Only a few populations are capable of building such societies, and they are vastly superior to all others. That, of course, is why so many people from failed societies want to immigrate, but when they come in sufficient numbers they destroy what they came to find.
Things would have been far different in Japan if the country had admitted large numbers of, say, Malays or Pakistanis. So far, Japan has wisely limited Third-World immigration, and can face a catastrophe with the conviction that all Japanese are united both in suffering and in the struggle to rebuild. Japan is far better prepared to face calamity than America or Europe because Japan has had the wisdom to remain Japanese.
CNN: March 12th, 2011
Orderly Disaster Reaction in Line With Deep Cultural Roots
The layer of human turmoil – looting and scuffles for food or services – that often comes in the wake of disaster seems noticeably absent in Japan.
“Looting simply does not take place in Japan. I’m not even sure if there’s a word for it that is as clear in its implications as when we hear ‘looting,’” said Gregory Pflugfelder, director of the Donald Keene Center of Japanese Culture at Columbia University.

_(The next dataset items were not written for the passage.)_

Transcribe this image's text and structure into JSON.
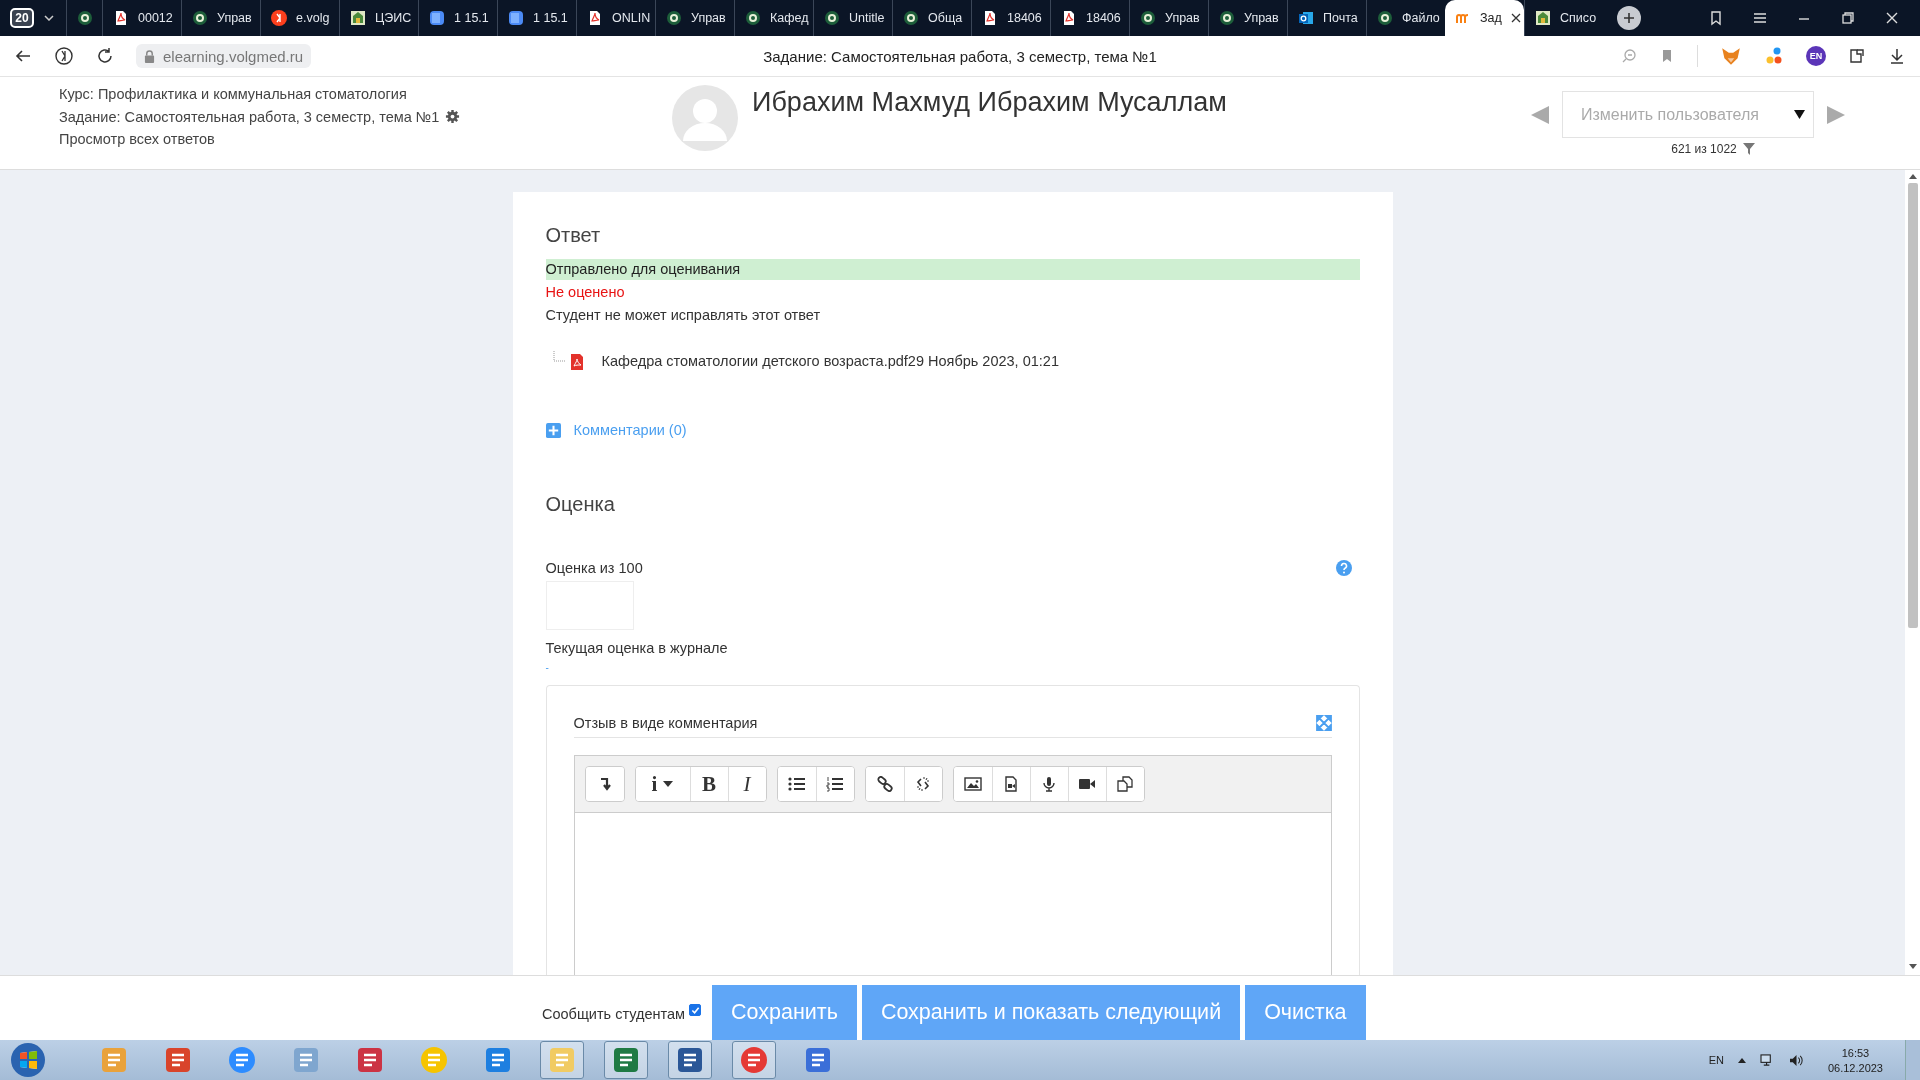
{
  "browser": {
    "tab_count": "20",
    "tabs": [
      {
        "kind": "seal",
        "selected": false
      },
      {
        "label": "00012",
        "kind": "pdf",
        "selected": false
      },
      {
        "label": "Управ",
        "kind": "seal",
        "selected": false
      },
      {
        "label": "e.volg",
        "kind": "ya",
        "selected": false
      },
      {
        "label": "ЦЭИС",
        "kind": "emblem",
        "selected": false
      },
      {
        "label": "1 15.1",
        "kind": "cube",
        "selected": false
      },
      {
        "label": "1 15.1",
        "kind": "cube",
        "selected": false
      },
      {
        "label": "ONLIN",
        "kind": "pdf",
        "selected": false
      },
      {
        "label": "Управ",
        "kind": "seal",
        "selected": false
      },
      {
        "label": "Кафед",
        "kind": "seal",
        "selected": false
      },
      {
        "label": "Untitle",
        "kind": "seal",
        "selected": false
      },
      {
        "label": "Обща",
        "kind": "seal",
        "selected": false
      },
      {
        "label": "18406",
        "kind": "pdf",
        "selected": false
      },
      {
        "label": "18406",
        "kind": "pdf",
        "selected": false
      },
      {
        "label": "Управ",
        "kind": "seal",
        "selected": false
      },
      {
        "label": "Управ",
        "kind": "seal",
        "selected": false
      },
      {
        "label": "Почта",
        "kind": "mail",
        "selected": false
      },
      {
        "label": "Файло",
        "kind": "seal",
        "selected": false
      },
      {
        "label": "Зад",
        "kind": "moodle",
        "selected": true
      },
      {
        "label": "Списо",
        "kind": "emblem",
        "selected": false
      }
    ],
    "url": "elearning.volgmed.ru",
    "page_title": "Задание: Самостоятельная работа, 3 семестр, тема №1",
    "profile": "EN"
  },
  "header": {
    "course": "Курс: Профилактика и коммунальная стоматология",
    "assignment": "Задание: Самостоятельная работа, 3 семестр, тема №1",
    "view_all": "Просмотр всех ответов",
    "student_name": "Ибрахим Махмуд Ибрахим Мусаллам",
    "user_select": {
      "placeholder": "Изменить пользователя"
    },
    "counter": "621 из 1022"
  },
  "submission": {
    "heading": "Ответ",
    "status": "Отправлено для оценивания",
    "grading_status": "Не оценено",
    "edit_status": "Студент не может исправлять этот ответ",
    "file": {
      "name": "Кафедра стоматологии детского возраста.pdf",
      "date": "29 Ноябрь 2023, 01:21"
    },
    "comments": "Комментарии (0)"
  },
  "grade": {
    "heading": "Оценка",
    "label": "Оценка из 100",
    "current_label": "Текущая оценка в журнале",
    "current_value": "-",
    "feedback_label": "Отзыв в виде комментария",
    "toolbar": [
      [
        {
          "kind": "paragraph"
        }
      ],
      [
        {
          "kind": "info",
          "label": "i"
        },
        {
          "kind": "bold",
          "label": "B"
        },
        {
          "kind": "italic",
          "label": "I"
        }
      ],
      [
        {
          "kind": "ul"
        },
        {
          "kind": "ol"
        }
      ],
      [
        {
          "kind": "link"
        },
        {
          "kind": "unlink"
        }
      ],
      [
        {
          "kind": "image"
        },
        {
          "kind": "media"
        },
        {
          "kind": "audio"
        },
        {
          "kind": "video"
        },
        {
          "kind": "copy"
        }
      ]
    ]
  },
  "footer": {
    "notify_label": "Сообщить студентам",
    "notify_checked": true,
    "buttons": [
      "Сохранить",
      "Сохранить и показать следующий",
      "Очистка"
    ]
  },
  "taskbar": {
    "apps": [
      {
        "kind": "paint",
        "running": false
      },
      {
        "kind": "slides",
        "running": false
      },
      {
        "kind": "zoom",
        "running": false
      },
      {
        "kind": "calc",
        "running": false
      },
      {
        "kind": "snip",
        "running": false
      },
      {
        "kind": "onec",
        "running": false
      },
      {
        "kind": "chart",
        "running": false
      },
      {
        "kind": "folder",
        "running": true
      },
      {
        "kind": "excel",
        "running": true
      },
      {
        "kind": "word",
        "running": true
      },
      {
        "kind": "yandex",
        "running": true
      },
      {
        "kind": "hourglass",
        "running": false
      }
    ],
    "language": "EN",
    "time": "16:53",
    "date": "06.12.2023"
  }
}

Japanese have “a sense of being first and foremost responsible to the community,” he said.
To Merry White, an anthropology professor at Boston University who studies Japanese culture , the real question is why looting and disorder exist in American society. She attributes it largely to social alienation and class gaps.
“There IS some alienation and indeed some class gaps in Japan too but violence, and taking what belongs to others, are simply not culturally approved or supported,” White said in an e-mail.
Pflugfelder is in Japan for a conference and has witnessed the calm response in Tokyo firsthand. Tokyo is hundreds of miles from the 8.9-magnitude earthquake’s epicenter and the widespread devastation.
Pflugfelder was inside the National Diet Library when the earthquake struck.
“The fact that the library decided to let people stay an hour and a half past closing time was one of the first things that made me realize the scale of the disaster because that kind of departure from schedule, from the norms, is quite unusual,” he said.
The orderly lines that formed when the subway reopened around midnight also made an impression on Pflugfelder.
“Such social order and discipline are so enforced in ordinary times that I think it’s very easy for Japanese to kind of continue in the manner that they’re accustomed to, even under an emergency.”
The communitarian spirit at the foundation of Japanese culture seems to function even more efficiently under the stress of disaster, he said.
The natural American inclination is to operate independently.
“So you do everything you can to protect your own interests with the understanding that, in a rather free-market way, everybody else is going to do the same. And that order will come out of this sort of invisible hand.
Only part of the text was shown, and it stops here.